More accurately, I’m recovering from impostor syndrome. I’ve spent a lot of my life wondering if I could be in the same circles as real leaders, teachers, directors (fill in the blank). Over time, I’ve learned to look at my achievements more than listen to my inner doubts, and now, finally, most of the time I do see the accomplishments and my skills made them. It wasn’t luck, it wasn’t someone being nice, it was me.
Most of the time I tune in to one station, “WYES” and I crank the volume. But every once in a while, static drowns out the signal until a whiny, tinny voice from WBLA comes in across the airwaves. Seems like the owners of “WBLA” have endless free ads for “How to start stalling and comparing yourself to others!” “How to lose friends and influence nobody!” “Take our free 90-day course and learn new ways to feel inferior to nationally recognized people as well as those around you!”
But as I say, I’m recovering from impostor syndrome and that station doesn’t break through very often.
A lot of women talk about having impostor syndrome, a term originally called impostor phenomenon, which according to the two who coined the phrase, psychologists Pauline Clance and Suzanne Imes, never intended for it to be a phrase reserved for women. They’re actual psychologists with a degree that I don’t have, so who am I to say whether it’s a woman thing or not? As a non-psychologist, I’m just recovering from impostor syndrome, or phenomenon, or whatever.
But seriously, women are good at feeling like impostors. When I developed a training program for women called the Leadership Institute for Political and Public Impact, I worked with talented, ambitious, hopeful, generous, smart and articulate women. For five years I led that program and met hundreds of women. Almost all of them said that currently or at one point in their lives, they doubted whether they belonged. As women met the other women in their learning cohort within the leadership institute, they felt extremely humbled and wondered why they were chosen. Everyone looked out and saw talented, ambitious and smart women, yet when they looked at themselves they wondered what they had to offer.

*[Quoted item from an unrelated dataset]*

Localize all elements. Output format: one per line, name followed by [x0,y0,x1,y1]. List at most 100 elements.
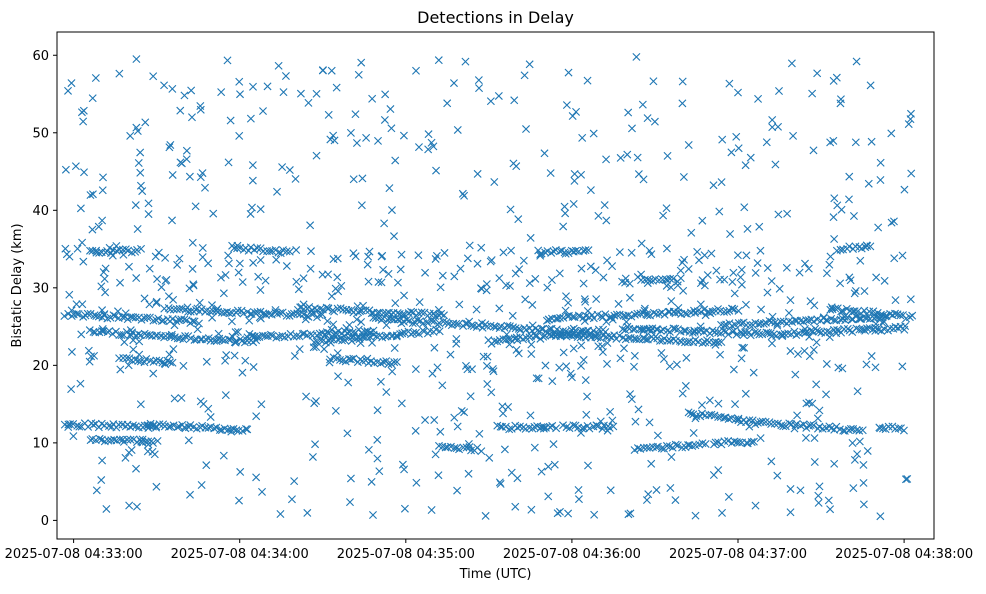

Like a trick mirror, they could see clearly the amazingness of people on the other side but they couldn’t see the same qualities in themselves.

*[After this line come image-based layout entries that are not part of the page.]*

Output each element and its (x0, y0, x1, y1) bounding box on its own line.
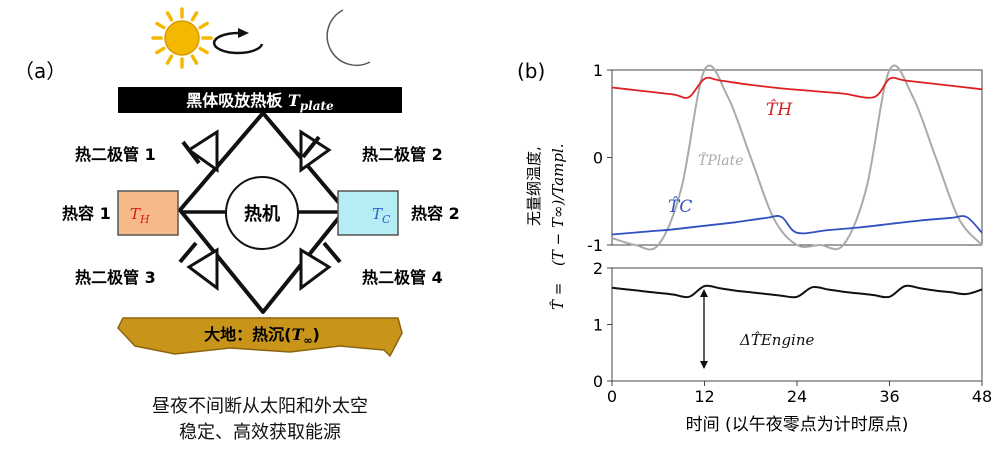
th-series-label: T̂H (766, 100, 793, 120)
tc-label: TC (372, 205, 391, 226)
x-tick-label: 48 (972, 387, 992, 406)
panel-b-label: (b) (517, 59, 545, 83)
x-tick-label: 12 (694, 387, 714, 406)
ground-heatsink (117, 317, 403, 358)
ground-label: 大地：热沉(T∞) (204, 325, 320, 347)
diode-3-label: 热二极管 3 (75, 268, 156, 287)
bottom-plot-frame (611, 267, 983, 382)
diode-bridge (178, 111, 347, 314)
panel-a-label: （a） (14, 59, 66, 83)
cycle-arrow-icon (212, 28, 264, 55)
diode-2-label: 热二极管 2 (362, 145, 443, 164)
diode-1-symbol (181, 129, 219, 173)
bottom-series-group (611, 284, 983, 299)
ylabel-bottom: T̂ = (549, 283, 567, 310)
x-tick-label: 0 (607, 387, 617, 406)
delta-t-engine-label: ΔT̂Engine (739, 331, 815, 349)
engine-label: 热机 (244, 203, 280, 225)
diode-4-symbol (299, 241, 342, 291)
tplate-series-label: T̂Plate (698, 151, 744, 169)
caption-line-2: 稳定、高效获取能源 (179, 422, 341, 443)
moon-icon (326, 9, 371, 67)
top-y-tick-label: 0 (593, 149, 603, 168)
sun-ray (165, 11, 174, 22)
x-axis-label: 时间 (以午夜零点为计时原点) (686, 415, 909, 435)
x-tick-label: 36 (879, 387, 899, 406)
sun-ray (198, 46, 209, 55)
top-y-tick-label: 1 (593, 61, 603, 80)
plate-label: 黑体吸放热板 Tplate (186, 91, 334, 113)
bottom-y-tick-label: 1 (593, 316, 603, 335)
sun-ray (198, 21, 209, 30)
sun-ray (165, 54, 174, 65)
sun-ray (190, 11, 199, 22)
top-y-ticks: -1 0 1 (587, 61, 612, 255)
capacitor-2-label: 热容 2 (411, 204, 460, 223)
heat-engine (225, 176, 299, 250)
tc-series-label: T̂C (668, 197, 692, 217)
series-line-th (611, 76, 983, 99)
top-y-tick-label: -1 (587, 236, 603, 255)
series-line-delta-engine (611, 284, 983, 299)
diode-2-symbol (299, 129, 332, 173)
blackbody-plate (118, 87, 402, 113)
sun-ray (155, 46, 166, 55)
series-line-tc (611, 215, 983, 236)
cold-capacitor (337, 190, 399, 236)
bottom-y-tick-label: 0 (593, 372, 603, 391)
ylabel-line2: (T − T∞)/Tampl. (549, 143, 567, 266)
x-tick-label: 24 (787, 387, 807, 406)
th-label: TH (130, 205, 150, 226)
sun-ray (190, 54, 199, 65)
sun-ray (155, 21, 166, 30)
bottom-y-tick-label: 2 (593, 259, 603, 278)
panel-a: （a） 黑体吸放热板 Tplate (14, 7, 460, 358)
diode-4-label: 热二极管 4 (362, 268, 443, 287)
top-series-group (611, 64, 983, 251)
diode-3-symbol (178, 241, 219, 291)
ylabel-line1: 无量纲温度, (525, 146, 543, 226)
top-plot-frame (611, 69, 983, 246)
capacitor-1-label: 热容 1 (62, 204, 111, 223)
hot-capacitor (117, 190, 179, 236)
sun-icon (151, 7, 213, 69)
series-line-tplate (611, 64, 983, 251)
caption-line-1: 昼夜不间断从太阳和外太空 (152, 396, 368, 417)
diode-1-label: 热二极管 1 (75, 145, 156, 164)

What is it with us women?!
Here’s another secret. Men feel this way too. In another post, I’ll explore some of the ways men deal with impostor syndrome. They might not express it, they might get over it differently but we women, we’re good at talking and sharing, so we dig into it.
There’s a paradox here. Since one of our strengths as women is that we talk and share, impostor syndrome is more often known as a women’s thing.
Psychologists Clance and Imes never asserted that impostor phenomenon was unique to women, but because women are given to sharing and connecting, “women and impostor syndrome” have become linguistically linked like, well, handcuffs.
The Glass Almost Full news is that because one of our strengths is expressive communication, we have the very skills to get over it. The more we talk about it and bring it into the open, the more we deal with feelings of self-doubt, and move on. Research shows that 70% percent of all people and two out of five highly accomplished people experience the impostor phenomenon. That’s a lot of people! There are a lot of us out there and we better get started working it out together!
We all get by with a little faking it. We all act the part until our confidence catches up to our competence.
As a recovering impostor syndrome sufferer, I have two goals.
One is to show you how to crank the volume on your “go for it” voice and take the leap toward what you want to be.
My other goal is to show you how to take others with you, to lead for the greater good. By learning both, you’ll be better off and we’ll be better off for your gutsiness.